Da una prospettiva identica, Zen raccomanda l'abolizione della riflessione, dell'anticipazione e dello sforzo. Lo schermidore deve dimenticare la posta in gioco del combattimento e se stesso, lasciarsi andare e fare affidamento su un "qualcosa" che brandisce la spada al suo posto; è questo "qualcosa" che spara per l'arciere, che dirige il pennello del pittore sumi-e . Lo Zen, come il Taoismo, definisce la realizzazione spirituale come una spontaneità superiore. Il saggio ignora il passato, non si proietta nel futuro; vive "qui e ora", distaccato dall'io, identificato con il mondo.

cristianesimo

Tuttavia, l'involontario non è il privilegio dell'Oriente. Anche il quietismo cristiano rifiuta lo sforzo. Madame Guyon le attribuisce i suoi primi fallimenti nel percorso spirituale: "Volevo ottenere con lo sforzo ciò che potevo acquisire solo cessando ogni sforzo". La sua raccomandazione, "lasciar andare" corrisponde al "lasciar andare" dello Zen. La resa è, per lei, la condizione necessaria per incontrare Dio.

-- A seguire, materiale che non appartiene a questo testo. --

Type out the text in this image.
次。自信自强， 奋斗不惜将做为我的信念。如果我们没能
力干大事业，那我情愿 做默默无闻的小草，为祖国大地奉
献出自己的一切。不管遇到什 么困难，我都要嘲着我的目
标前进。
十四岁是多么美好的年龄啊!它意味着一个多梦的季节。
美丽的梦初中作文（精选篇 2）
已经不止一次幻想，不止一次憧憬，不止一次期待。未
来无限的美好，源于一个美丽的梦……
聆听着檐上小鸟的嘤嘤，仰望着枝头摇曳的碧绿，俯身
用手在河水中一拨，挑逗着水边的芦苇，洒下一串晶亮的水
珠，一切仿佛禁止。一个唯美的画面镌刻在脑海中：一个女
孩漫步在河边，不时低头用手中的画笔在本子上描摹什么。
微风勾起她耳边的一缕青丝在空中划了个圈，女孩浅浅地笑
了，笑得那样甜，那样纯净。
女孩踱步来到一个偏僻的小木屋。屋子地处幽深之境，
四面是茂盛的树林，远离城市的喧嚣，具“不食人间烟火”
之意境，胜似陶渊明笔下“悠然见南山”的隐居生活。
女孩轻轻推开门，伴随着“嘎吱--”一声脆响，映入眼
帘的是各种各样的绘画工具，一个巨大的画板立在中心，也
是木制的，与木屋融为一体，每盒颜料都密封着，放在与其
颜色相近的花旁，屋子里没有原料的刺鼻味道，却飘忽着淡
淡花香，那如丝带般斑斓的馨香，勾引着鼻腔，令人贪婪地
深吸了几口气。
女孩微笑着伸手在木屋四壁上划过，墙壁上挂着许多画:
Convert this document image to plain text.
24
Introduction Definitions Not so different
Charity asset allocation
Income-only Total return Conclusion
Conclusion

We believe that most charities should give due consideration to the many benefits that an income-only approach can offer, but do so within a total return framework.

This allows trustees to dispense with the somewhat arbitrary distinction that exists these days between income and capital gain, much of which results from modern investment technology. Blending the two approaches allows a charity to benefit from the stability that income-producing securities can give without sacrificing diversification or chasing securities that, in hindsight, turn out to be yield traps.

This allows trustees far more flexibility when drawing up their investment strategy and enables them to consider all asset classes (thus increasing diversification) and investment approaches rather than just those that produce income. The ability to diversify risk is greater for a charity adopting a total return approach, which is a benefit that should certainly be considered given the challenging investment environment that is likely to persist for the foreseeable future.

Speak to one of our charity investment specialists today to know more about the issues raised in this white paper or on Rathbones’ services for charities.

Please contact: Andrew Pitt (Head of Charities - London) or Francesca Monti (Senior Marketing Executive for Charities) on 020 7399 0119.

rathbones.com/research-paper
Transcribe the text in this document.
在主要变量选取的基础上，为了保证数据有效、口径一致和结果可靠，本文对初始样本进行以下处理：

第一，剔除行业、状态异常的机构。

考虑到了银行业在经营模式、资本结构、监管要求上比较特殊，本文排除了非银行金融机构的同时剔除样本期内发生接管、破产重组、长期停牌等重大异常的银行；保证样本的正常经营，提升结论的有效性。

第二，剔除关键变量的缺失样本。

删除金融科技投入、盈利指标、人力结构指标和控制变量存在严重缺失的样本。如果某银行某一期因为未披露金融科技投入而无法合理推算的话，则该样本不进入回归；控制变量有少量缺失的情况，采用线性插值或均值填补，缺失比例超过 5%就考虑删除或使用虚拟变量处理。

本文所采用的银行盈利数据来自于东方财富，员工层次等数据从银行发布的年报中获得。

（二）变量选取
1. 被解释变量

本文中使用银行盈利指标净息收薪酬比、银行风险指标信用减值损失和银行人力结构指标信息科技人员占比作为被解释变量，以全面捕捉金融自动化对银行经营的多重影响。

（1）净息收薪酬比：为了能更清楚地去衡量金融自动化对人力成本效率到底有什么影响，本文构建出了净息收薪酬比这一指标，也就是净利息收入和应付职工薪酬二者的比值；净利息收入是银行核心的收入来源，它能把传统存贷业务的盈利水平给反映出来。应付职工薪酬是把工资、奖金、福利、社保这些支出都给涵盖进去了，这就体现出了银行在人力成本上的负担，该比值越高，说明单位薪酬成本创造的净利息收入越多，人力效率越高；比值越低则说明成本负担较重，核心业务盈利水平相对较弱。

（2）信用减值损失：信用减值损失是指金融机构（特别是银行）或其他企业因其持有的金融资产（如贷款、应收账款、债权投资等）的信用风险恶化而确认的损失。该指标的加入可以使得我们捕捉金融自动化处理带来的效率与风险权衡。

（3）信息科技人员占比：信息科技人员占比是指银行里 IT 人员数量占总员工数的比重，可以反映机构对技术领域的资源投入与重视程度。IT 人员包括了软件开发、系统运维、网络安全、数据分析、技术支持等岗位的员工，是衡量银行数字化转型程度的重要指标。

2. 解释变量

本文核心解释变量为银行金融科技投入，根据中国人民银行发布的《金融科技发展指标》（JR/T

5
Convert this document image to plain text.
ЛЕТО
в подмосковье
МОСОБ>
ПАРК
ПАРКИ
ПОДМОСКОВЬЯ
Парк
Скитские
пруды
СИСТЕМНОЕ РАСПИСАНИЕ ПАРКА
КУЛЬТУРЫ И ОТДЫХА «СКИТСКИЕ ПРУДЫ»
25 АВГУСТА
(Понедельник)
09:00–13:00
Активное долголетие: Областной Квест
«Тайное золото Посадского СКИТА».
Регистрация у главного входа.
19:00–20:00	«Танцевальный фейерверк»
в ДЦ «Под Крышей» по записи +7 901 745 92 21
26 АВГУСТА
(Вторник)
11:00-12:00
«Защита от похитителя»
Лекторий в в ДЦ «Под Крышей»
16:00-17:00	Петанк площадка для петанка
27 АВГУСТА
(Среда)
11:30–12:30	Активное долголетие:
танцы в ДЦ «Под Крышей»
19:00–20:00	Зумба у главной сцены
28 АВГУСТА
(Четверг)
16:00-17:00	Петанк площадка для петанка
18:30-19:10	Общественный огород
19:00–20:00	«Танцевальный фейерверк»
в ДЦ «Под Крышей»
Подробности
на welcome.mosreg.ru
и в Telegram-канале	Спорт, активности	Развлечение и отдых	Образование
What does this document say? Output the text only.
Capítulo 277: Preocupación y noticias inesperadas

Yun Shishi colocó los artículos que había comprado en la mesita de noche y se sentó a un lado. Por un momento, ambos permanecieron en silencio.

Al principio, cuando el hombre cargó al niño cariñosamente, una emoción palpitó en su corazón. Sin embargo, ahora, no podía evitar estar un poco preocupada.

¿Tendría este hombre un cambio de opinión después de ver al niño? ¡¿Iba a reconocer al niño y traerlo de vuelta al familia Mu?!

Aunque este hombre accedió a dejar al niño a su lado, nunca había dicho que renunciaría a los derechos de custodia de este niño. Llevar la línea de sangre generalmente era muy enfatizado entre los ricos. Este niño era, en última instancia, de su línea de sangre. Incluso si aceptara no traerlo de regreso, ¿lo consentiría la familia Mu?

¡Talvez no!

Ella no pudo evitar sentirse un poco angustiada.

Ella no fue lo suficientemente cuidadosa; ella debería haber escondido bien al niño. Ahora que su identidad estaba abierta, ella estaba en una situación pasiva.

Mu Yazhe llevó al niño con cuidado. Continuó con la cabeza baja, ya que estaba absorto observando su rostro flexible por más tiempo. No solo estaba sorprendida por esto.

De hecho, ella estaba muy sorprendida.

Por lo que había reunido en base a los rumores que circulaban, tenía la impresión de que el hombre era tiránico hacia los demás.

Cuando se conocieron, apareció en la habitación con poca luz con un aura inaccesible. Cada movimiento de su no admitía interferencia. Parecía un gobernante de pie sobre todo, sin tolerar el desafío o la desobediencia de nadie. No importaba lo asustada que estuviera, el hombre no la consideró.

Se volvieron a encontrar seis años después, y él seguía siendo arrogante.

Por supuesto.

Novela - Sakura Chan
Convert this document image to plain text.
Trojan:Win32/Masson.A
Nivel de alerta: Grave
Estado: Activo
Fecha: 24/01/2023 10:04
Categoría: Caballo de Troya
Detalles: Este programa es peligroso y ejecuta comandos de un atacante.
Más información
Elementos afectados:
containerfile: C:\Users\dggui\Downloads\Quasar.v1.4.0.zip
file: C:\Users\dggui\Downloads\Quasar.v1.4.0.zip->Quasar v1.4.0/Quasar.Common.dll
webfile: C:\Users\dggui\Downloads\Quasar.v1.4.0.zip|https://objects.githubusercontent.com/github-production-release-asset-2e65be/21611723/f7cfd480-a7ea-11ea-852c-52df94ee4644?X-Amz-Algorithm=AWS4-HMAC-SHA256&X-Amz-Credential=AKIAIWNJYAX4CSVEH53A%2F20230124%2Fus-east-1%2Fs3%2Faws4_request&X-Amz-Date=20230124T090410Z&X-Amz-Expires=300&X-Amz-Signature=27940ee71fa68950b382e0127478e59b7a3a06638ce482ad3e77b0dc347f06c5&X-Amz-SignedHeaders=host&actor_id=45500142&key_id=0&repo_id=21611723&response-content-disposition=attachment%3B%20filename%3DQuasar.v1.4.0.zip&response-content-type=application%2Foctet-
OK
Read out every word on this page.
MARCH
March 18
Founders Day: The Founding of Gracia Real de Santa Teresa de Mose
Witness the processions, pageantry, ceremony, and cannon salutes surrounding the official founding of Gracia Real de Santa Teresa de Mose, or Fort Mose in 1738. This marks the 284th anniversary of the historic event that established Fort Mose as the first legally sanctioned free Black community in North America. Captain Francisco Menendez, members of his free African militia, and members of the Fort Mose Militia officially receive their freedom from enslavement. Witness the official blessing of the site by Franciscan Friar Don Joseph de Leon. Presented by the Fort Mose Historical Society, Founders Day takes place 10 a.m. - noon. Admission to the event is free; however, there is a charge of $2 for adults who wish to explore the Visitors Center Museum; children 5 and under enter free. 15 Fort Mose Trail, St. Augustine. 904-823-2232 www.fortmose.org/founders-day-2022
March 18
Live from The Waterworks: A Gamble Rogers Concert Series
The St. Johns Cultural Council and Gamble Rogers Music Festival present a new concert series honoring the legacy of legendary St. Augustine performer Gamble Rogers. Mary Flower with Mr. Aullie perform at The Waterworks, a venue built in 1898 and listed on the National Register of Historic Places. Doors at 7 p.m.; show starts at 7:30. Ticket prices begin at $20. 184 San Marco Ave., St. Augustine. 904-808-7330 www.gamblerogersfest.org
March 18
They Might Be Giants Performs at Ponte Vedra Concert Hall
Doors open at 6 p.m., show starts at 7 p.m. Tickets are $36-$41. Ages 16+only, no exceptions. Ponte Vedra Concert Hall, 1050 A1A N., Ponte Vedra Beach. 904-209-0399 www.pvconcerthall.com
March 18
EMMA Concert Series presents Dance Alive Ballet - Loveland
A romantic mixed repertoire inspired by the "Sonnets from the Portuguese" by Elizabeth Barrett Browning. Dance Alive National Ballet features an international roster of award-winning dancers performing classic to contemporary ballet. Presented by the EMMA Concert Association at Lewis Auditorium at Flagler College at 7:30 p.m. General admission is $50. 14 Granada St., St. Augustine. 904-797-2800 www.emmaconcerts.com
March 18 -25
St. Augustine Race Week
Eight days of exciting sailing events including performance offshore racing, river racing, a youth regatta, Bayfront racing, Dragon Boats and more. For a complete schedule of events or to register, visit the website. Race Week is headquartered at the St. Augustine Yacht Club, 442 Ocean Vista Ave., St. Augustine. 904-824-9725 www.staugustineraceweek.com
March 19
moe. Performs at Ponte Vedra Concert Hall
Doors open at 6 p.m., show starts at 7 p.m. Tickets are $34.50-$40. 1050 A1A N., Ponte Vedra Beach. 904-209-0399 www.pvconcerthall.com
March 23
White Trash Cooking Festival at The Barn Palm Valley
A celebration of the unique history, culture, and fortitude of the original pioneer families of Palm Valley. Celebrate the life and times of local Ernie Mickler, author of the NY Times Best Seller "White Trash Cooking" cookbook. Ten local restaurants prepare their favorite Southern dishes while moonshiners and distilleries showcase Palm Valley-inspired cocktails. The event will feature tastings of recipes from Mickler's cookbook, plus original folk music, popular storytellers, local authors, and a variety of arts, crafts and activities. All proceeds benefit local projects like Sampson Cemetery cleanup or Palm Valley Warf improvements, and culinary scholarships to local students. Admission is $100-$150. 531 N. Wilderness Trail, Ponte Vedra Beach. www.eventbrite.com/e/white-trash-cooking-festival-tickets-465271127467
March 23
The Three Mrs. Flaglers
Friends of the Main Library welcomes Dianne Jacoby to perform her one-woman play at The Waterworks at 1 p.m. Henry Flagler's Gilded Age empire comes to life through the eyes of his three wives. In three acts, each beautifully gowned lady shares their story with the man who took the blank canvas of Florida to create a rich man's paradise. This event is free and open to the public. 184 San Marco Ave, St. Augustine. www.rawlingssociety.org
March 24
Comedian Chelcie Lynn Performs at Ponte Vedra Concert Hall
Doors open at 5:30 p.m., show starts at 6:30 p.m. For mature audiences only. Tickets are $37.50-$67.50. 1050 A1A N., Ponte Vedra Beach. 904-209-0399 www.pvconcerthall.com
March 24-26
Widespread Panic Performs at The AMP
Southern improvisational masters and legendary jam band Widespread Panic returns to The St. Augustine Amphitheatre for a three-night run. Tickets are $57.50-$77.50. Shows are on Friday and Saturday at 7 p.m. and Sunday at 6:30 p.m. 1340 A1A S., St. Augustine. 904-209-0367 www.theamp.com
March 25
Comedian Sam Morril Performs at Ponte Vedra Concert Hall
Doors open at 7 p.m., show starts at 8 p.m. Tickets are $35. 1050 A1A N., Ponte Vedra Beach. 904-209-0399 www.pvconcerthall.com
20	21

I quietisti denunciano anche la riflessione: "la preghiera non è ancora perfetta quando il solitario sa che sta pregando". Miguel de Molinos considera l'incapacità di riflettere come una grazia di Dio. L'attività mistica è una spontaneità intuitiva che trova la soluzione prima di averla cercata. "Una scienza innata, o meglio una innocenza acquisita, gli suggerisce così al primo colpo il passo utile, la parola senza risposta", scrive Bergson . È così che M me Guyon scrive impetuosamente, in un giorno e mezzo, senza pianificazione o ricerca, un commento al Cantico dei Cantici .

Ma la memoria non conserva alcun ricordo di questa attività spontanea. Quando Bossuet le chiede del contenuto del suo libro, lei non è in grado di rispondere perché non lo conosce. I quietisti condannano anche il desiderio di controllare il futuro. Dobbiamo, secondo loro, “lasciare il passato nell'oblio, il futuro alla Provvidenza e dare il presente a Dio; accontentarsi del momento presente, che ci porta con noi l'ordine eterno di Dio su di noi ”.

Nell'attività mistica la coscienza dell'individualità separata viene abolita a favore di un potere infinitamente superiore dove si perde: così come il legno finisce per identificarsi con il fuoco che lo arde "l'anima deiforme non è altro che il luogo anonimo dell'operazione divina ". Tuttavia, nella mistica cristiana il "qualcosa" dello Zen è vissuto come qualcuno.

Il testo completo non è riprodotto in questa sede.